The secrets to building resilience in your marriage.
By John H. Thurman Jr.
 1 of 4

"Last week Sara got so mad she threw her shoe at me. It missed my head by about three inches!" Larry said.
"At the time I thought he deserved it," Sara admitted. "But the fact that I could do that really scares me! I feel as if our marriage is in serious trouble."
While not every couple throws shoes—or anything else—that sense of uncontrollable anger is not uncommon for many Christian couples. Unfortunately, some feel that the heightened level of emotion is the beginning of the end of their relationship.
In my more than 30 years of counseling and married life, I've observed that how couples respond to an event such as Sara's shoe throwing can help them develop resilience, the ability to bounce back or recover quickly from change, misfortune, and unmet expectations.
As we explored their past ten years together, I knew that even though they were now in a difficult season, Larry and Sara had built resilience into their marriage. To build a resilient marriage your commitment to the relationship must be stronger than your history, mood, or situation.
Couples who are resilient have these seven qualities in common.
1. Resilient couples don't fall prey to misconceptions about marriage.
One thing that can damage our resilience is the mistaken notion that a good marriage equals a calm and peaceful one. In the ten years Larry and Sara had been married, five jobs, one miscarriage, five harsh financial seasons, four moves, and two adventure-filled boys had taken their toll. Not to mention the fact that they came from two different family styles: Sara's parents were divorced. Her dad had cheated on her mom multiple times, and then abandoned the family when she was ten. Larry, on the other hand, grew up in an intact family—his parents are still together more than 40 years later.
As we talked, Larry nailed one of the great Christian misconceptions about marriage: "We had no idea how difficult marriage would be. If you listen to people at our church talk about their marriages, it would be easy to believe nobody has been through what we've experienced."

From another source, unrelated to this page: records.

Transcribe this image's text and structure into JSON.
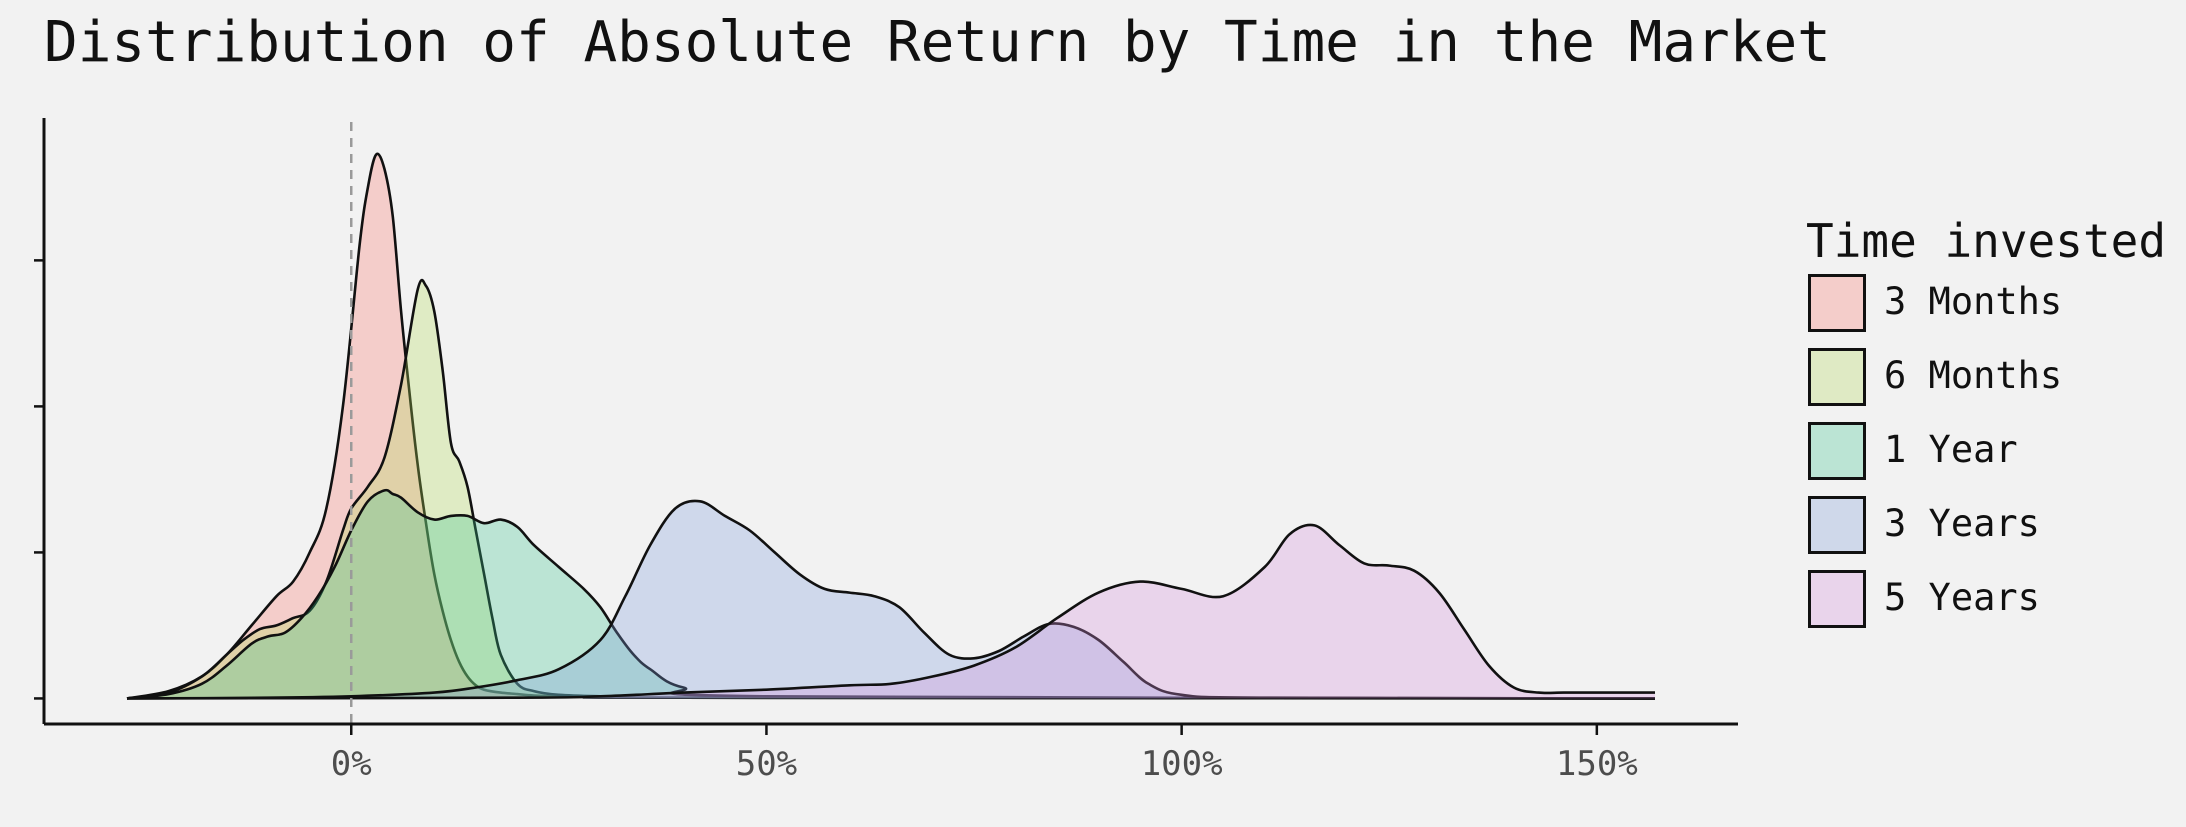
{
  "chart_data": {
    "type": "area",
    "title": "Distribution of Absolute Return by Time in the Market",
    "xlabel": "",
    "ylabel": "",
    "x_tick_labels": [
      "0%",
      "50%",
      "100%",
      "150%"
    ],
    "x_ticks": [
      0,
      50,
      100,
      150
    ],
    "xlim": [
      -37,
      167
    ],
    "ylim": [
      -0.0035,
      0.0795
    ],
    "y_ticks": [
      0,
      0.02,
      0.04,
      0.06
    ],
    "y_tick_labels_shown": false,
    "reference_line": {
      "x": 0,
      "style": "dashed"
    },
    "grid": false,
    "legend": {
      "title": "Time invested",
      "position": "right"
    },
    "series": [
      {
        "name": "3 Months",
        "color": "#F8766D",
        "x": [
          -27,
          -22,
          -18,
          -15,
          -12,
          -9,
          -7,
          -5,
          -3,
          -1,
          1,
          2,
          3,
          4,
          5,
          6,
          7,
          8,
          9,
          10,
          11,
          12,
          13,
          14,
          15,
          16,
          18,
          20,
          22,
          25,
          30,
          40,
          157
        ],
        "y": [
          0,
          0.001,
          0.003,
          0.006,
          0.01,
          0.014,
          0.016,
          0.02,
          0.026,
          0.04,
          0.062,
          0.07,
          0.0745,
          0.0725,
          0.066,
          0.053,
          0.042,
          0.032,
          0.024,
          0.017,
          0.012,
          0.008,
          0.005,
          0.003,
          0.0018,
          0.0012,
          0.0008,
          0.0006,
          0.0004,
          0.0003,
          0.0002,
          0.0001,
          0
        ]
      },
      {
        "name": "6 Months",
        "color": "#B4D95A",
        "x": [
          -27,
          -22,
          -18,
          -15,
          -13,
          -11,
          -9,
          -7,
          -5,
          -3,
          -1,
          0,
          2,
          4,
          6,
          8,
          9,
          10,
          11,
          12,
          13,
          14,
          15,
          16,
          17,
          18,
          20,
          22,
          25,
          30,
          40,
          157
        ],
        "y": [
          0,
          0.0008,
          0.003,
          0.006,
          0.008,
          0.0095,
          0.01,
          0.011,
          0.012,
          0.016,
          0.023,
          0.026,
          0.029,
          0.033,
          0.043,
          0.056,
          0.0565,
          0.053,
          0.045,
          0.035,
          0.0325,
          0.029,
          0.023,
          0.017,
          0.011,
          0.006,
          0.002,
          0.001,
          0.0005,
          0.0003,
          0.0001,
          0
        ]
      },
      {
        "name": "1 Year",
        "color": "#3CC48E",
        "x": [
          -27,
          -22,
          -18,
          -15,
          -12,
          -10,
          -8,
          -6,
          -4,
          -2,
          0,
          2,
          4,
          5,
          6,
          8,
          10,
          12,
          14,
          16,
          18,
          20,
          22,
          25,
          28,
          30,
          32,
          34,
          36,
          40,
          50,
          157
        ],
        "y": [
          0,
          0.0006,
          0.002,
          0.0045,
          0.0075,
          0.0085,
          0.009,
          0.011,
          0.014,
          0.018,
          0.023,
          0.027,
          0.0285,
          0.028,
          0.0275,
          0.0255,
          0.0245,
          0.025,
          0.025,
          0.024,
          0.0245,
          0.0235,
          0.021,
          0.018,
          0.015,
          0.0125,
          0.009,
          0.006,
          0.004,
          0.0015,
          0.0003,
          0
        ]
      },
      {
        "name": "3 Years",
        "color": "#7E9CD9",
        "x": [
          -27,
          -10,
          0,
          10,
          15,
          20,
          25,
          30,
          33,
          36,
          39,
          42,
          45,
          48,
          51,
          54,
          57,
          60,
          63,
          66,
          69,
          72,
          75,
          78,
          81,
          84,
          87,
          90,
          93,
          96,
          100,
          110,
          157
        ],
        "y": [
          0,
          0.0001,
          0.0003,
          0.0008,
          0.0015,
          0.0025,
          0.004,
          0.008,
          0.014,
          0.021,
          0.026,
          0.027,
          0.025,
          0.023,
          0.02,
          0.017,
          0.015,
          0.0145,
          0.014,
          0.0125,
          0.009,
          0.006,
          0.0055,
          0.0065,
          0.0085,
          0.0102,
          0.0098,
          0.008,
          0.005,
          0.002,
          0.0005,
          0.0001,
          0
        ]
      },
      {
        "name": "5 Years",
        "color": "#D48EDB",
        "x": [
          -27,
          20,
          30,
          40,
          50,
          60,
          65,
          70,
          75,
          80,
          85,
          90,
          95,
          100,
          105,
          110,
          113,
          116,
          119,
          122,
          125,
          128,
          131,
          134,
          137,
          140,
          143,
          146,
          150,
          154,
          157
        ],
        "y": [
          0,
          0.0001,
          0.0003,
          0.0008,
          0.0012,
          0.0018,
          0.002,
          0.003,
          0.0045,
          0.007,
          0.011,
          0.0145,
          0.016,
          0.015,
          0.014,
          0.018,
          0.0225,
          0.0237,
          0.021,
          0.0185,
          0.0182,
          0.0175,
          0.0145,
          0.0095,
          0.0045,
          0.0015,
          0.0008,
          0.0008,
          0.0008,
          0.0008,
          0.0008
        ]
      }
    ]
  }
}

It amazes me that in this day when marriage ministries and materials are so prevalent, couples still believe a great relationship will be a peaceful one. They often feel invincible, especially in the early stages of marriage. This can lead them to deny the impact of stress and family history.
Many couples mistakenly think that loving each other means always getting along. But conflict is an inescapable part of marriage if the couple expects their relationship to grow and mature.